GIRL PARTIES WHILE PARENTS ARE AWAY. A CASE OF LOST VIRGINITY, 1536.

Kids partying while parents are away isn’t a modern phenomenon. It happened in Basel, 1536. Except then it was serious business for a young woman to lose her virginity. It made her damaged goods and hard to marry off.

And marriage wasn’t something that concerned only the two lovers. The cohabitation of a man and a woman is a civic matter and must therefore be agreed upon in public. Yes, the state had a say in what went on in the citizens’ bedrooms!

In this case, a young woman invited a young man to dinner while her parents were away, and dinner wasn’t the only thing that was consumed. She gave up her virginity to her lover because he had promised her marriage. The question was: Is a promise of marriage legally binding?

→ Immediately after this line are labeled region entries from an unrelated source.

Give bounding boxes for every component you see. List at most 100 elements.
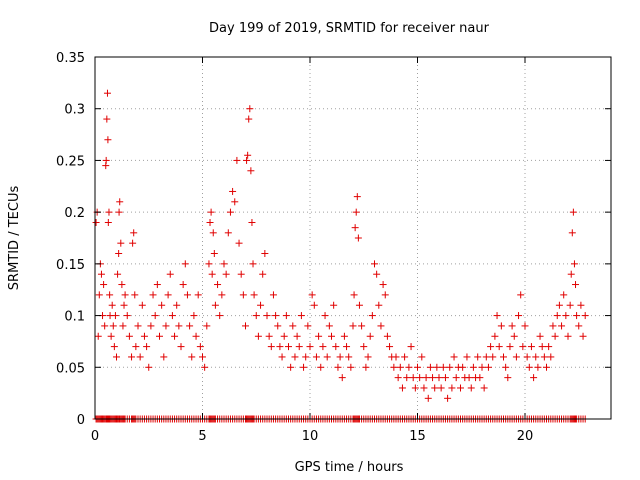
data-point: [103, 89, 111, 97]
y-tick-label: 0.25: [56, 154, 85, 169]
data-point: [104, 136, 112, 144]
data-point: [243, 156, 251, 164]
data-point: [171, 332, 179, 340]
data-point: [377, 322, 385, 330]
data-point: [407, 343, 415, 351]
data-point: [183, 291, 191, 299]
data-point: [452, 374, 460, 382]
data-point: [515, 312, 523, 320]
x-tick-label: 5: [198, 429, 206, 444]
data-point: [207, 208, 215, 216]
data-point: [519, 343, 527, 351]
data-point: [347, 363, 355, 371]
data-point: [350, 291, 358, 299]
data-point: [114, 270, 122, 278]
data-point: [403, 374, 411, 382]
y-tick-label: 0.15: [56, 258, 85, 273]
data-points: [92, 89, 589, 402]
data-point: [332, 343, 340, 351]
data-point: [493, 312, 501, 320]
data-point: [567, 270, 575, 278]
chart-title: Day 199 of 2019, SRMTID for receiver nau…: [209, 21, 490, 36]
data-point: [437, 384, 445, 392]
data-point: [566, 301, 574, 309]
data-point: [368, 312, 376, 320]
data-point: [263, 312, 271, 320]
data-point: [572, 281, 580, 289]
y-tick-label: 0.3: [64, 103, 85, 118]
data-point: [177, 343, 185, 351]
data-point: [97, 270, 105, 278]
data-point: [570, 260, 578, 268]
data-point: [196, 343, 204, 351]
data-point: [131, 291, 139, 299]
data-point: [429, 374, 437, 382]
data-point: [398, 384, 406, 392]
data-point: [289, 322, 297, 330]
data-point: [497, 322, 505, 330]
data-point: [411, 384, 419, 392]
data-point: [506, 343, 514, 351]
data-point: [220, 260, 228, 268]
data-point: [231, 198, 239, 206]
data-point: [158, 301, 166, 309]
data-point: [247, 167, 255, 175]
data-point: [353, 193, 361, 201]
data-point: [362, 363, 370, 371]
data-point: [201, 363, 209, 371]
data-point: [222, 270, 230, 278]
data-point: [173, 301, 181, 309]
data-point: [145, 363, 153, 371]
data-point: [521, 322, 529, 330]
data-point: [249, 260, 257, 268]
data-point: [291, 353, 299, 361]
data-point: [338, 374, 346, 382]
data-point: [254, 332, 262, 340]
data-point: [354, 234, 362, 242]
data-point: [244, 151, 252, 159]
data-point: [525, 363, 533, 371]
data-point: [129, 239, 137, 247]
data-point: [147, 322, 155, 330]
data-point: [379, 281, 387, 289]
data-point: [261, 250, 269, 258]
data-point: [120, 301, 128, 309]
data-point: [102, 156, 110, 164]
data-point: [285, 343, 292, 351]
data-point: [523, 353, 531, 361]
data-point: [439, 363, 447, 371]
data-point: [532, 353, 540, 361]
data-point: [111, 312, 119, 320]
data-point: [328, 332, 335, 340]
data-point: [118, 281, 126, 289]
data-point: [272, 312, 280, 320]
data-point: [394, 374, 402, 382]
data-point: [269, 291, 277, 299]
data-point: [386, 343, 394, 351]
data-point: [229, 187, 237, 195]
data-point: [218, 291, 226, 299]
data-point: [547, 353, 555, 361]
data-point: [512, 353, 520, 361]
data-point: [149, 291, 157, 299]
data-point: [517, 291, 525, 299]
data-point: [278, 353, 286, 361]
data-point: [156, 332, 163, 340]
data-point: [489, 353, 497, 361]
data-point: [151, 312, 159, 320]
data-point: [569, 208, 577, 216]
data-point: [181, 260, 189, 268]
data-point: [92, 218, 100, 226]
grid: [95, 57, 611, 419]
data-point: [527, 343, 535, 351]
data-point: [206, 218, 214, 226]
data-point: [545, 343, 553, 351]
data-point: [138, 301, 146, 309]
axis-ticks: [94, 56, 611, 420]
data-point: [467, 384, 475, 392]
data-point: [360, 343, 368, 351]
data-point: [459, 363, 467, 371]
data-point: [166, 270, 174, 278]
data-point: [186, 322, 194, 330]
data-point: [381, 291, 389, 299]
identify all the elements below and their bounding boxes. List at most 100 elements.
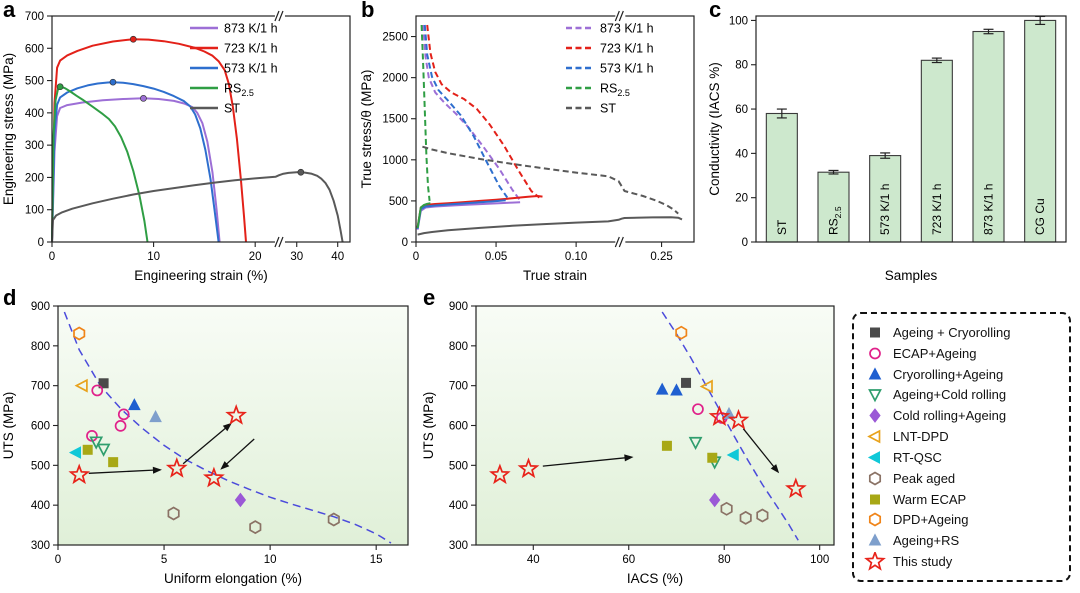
svg-text:30: 30 (290, 251, 303, 263)
series-873K-sigma (416, 201, 521, 230)
legend-item-ageing-cold-rolling: Ageing+Cold rolling (864, 385, 1059, 404)
bar-label: 573 K/1 h (878, 184, 892, 235)
group-warm-ecap (82, 444, 119, 468)
svg-text:15: 15 (370, 554, 383, 566)
panel-d-letter: d (3, 285, 17, 310)
group-ageing-cryorolling (98, 378, 109, 389)
group-dpd-ageing (73, 326, 86, 341)
series-873K (51, 97, 221, 243)
svg-text:80: 80 (718, 554, 731, 566)
ecap-ageing-marker-icon (869, 347, 881, 360)
series-RS25-theta (420, 24, 431, 202)
group-lnt-dpd (699, 379, 713, 394)
series-ST-sigma (417, 216, 683, 236)
series-873K-theta (422, 24, 521, 202)
series-573K (51, 81, 220, 243)
lnt-dpd-marker-icon (867, 429, 881, 444)
svg-text:600: 600 (31, 421, 50, 433)
svg-text:300: 300 (25, 140, 44, 152)
axes: 0 5 10 15 300 400 500 600 700 800 900 Uniform elong… (1, 301, 409, 586)
series-lines (416, 24, 683, 236)
engineering-stress-strain-chart: 0 10 20 30 400100200300400500600700Engineeri… (1, 10, 351, 283)
svg-text:0: 0 (38, 237, 44, 249)
svg-text:800: 800 (449, 341, 468, 353)
svg-text:700: 700 (449, 381, 468, 393)
svg-text:900: 900 (31, 301, 50, 313)
trend-arrows (88, 422, 255, 474)
bar (817, 171, 850, 243)
svg-text:600: 600 (25, 43, 44, 55)
svg-text:0: 0 (402, 237, 408, 249)
axes: 0 10 20 30 400100200300400500600700Engineeri… (1, 10, 351, 283)
svg-text:573 K/1 h: 573 K/1 h (600, 62, 654, 76)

The answer in 1536: No, that would reward the dirty rascal with the woman he deceived. Besides,  an unmarried woman is under the authority of her father. Why then should anyone make her his own, against her father’s will? 

Oh morals! Oh laws! What times we are living in! The gist of the matter is: A virgin has lost her grace and honour, which we consider the principal part of her dowry. Who will marry her thereafter when she is marked by such a stigma? If someone steals my new clothes and returns them torn and stained with dirt, will he not be sentenced to return what he has taken away – that is, the clothes in their original state?

Unfortunately, virginity cannot be restored, so the scoundrel who took it should be made to pay a penalty. Let’s just go by the Old Testament law: if a man finds a virgin who is not betrothed …and lies with her, and they are found together, the man who lay with her must give the father fifty shekels.
There you are. Value of virginity: fifty shekels.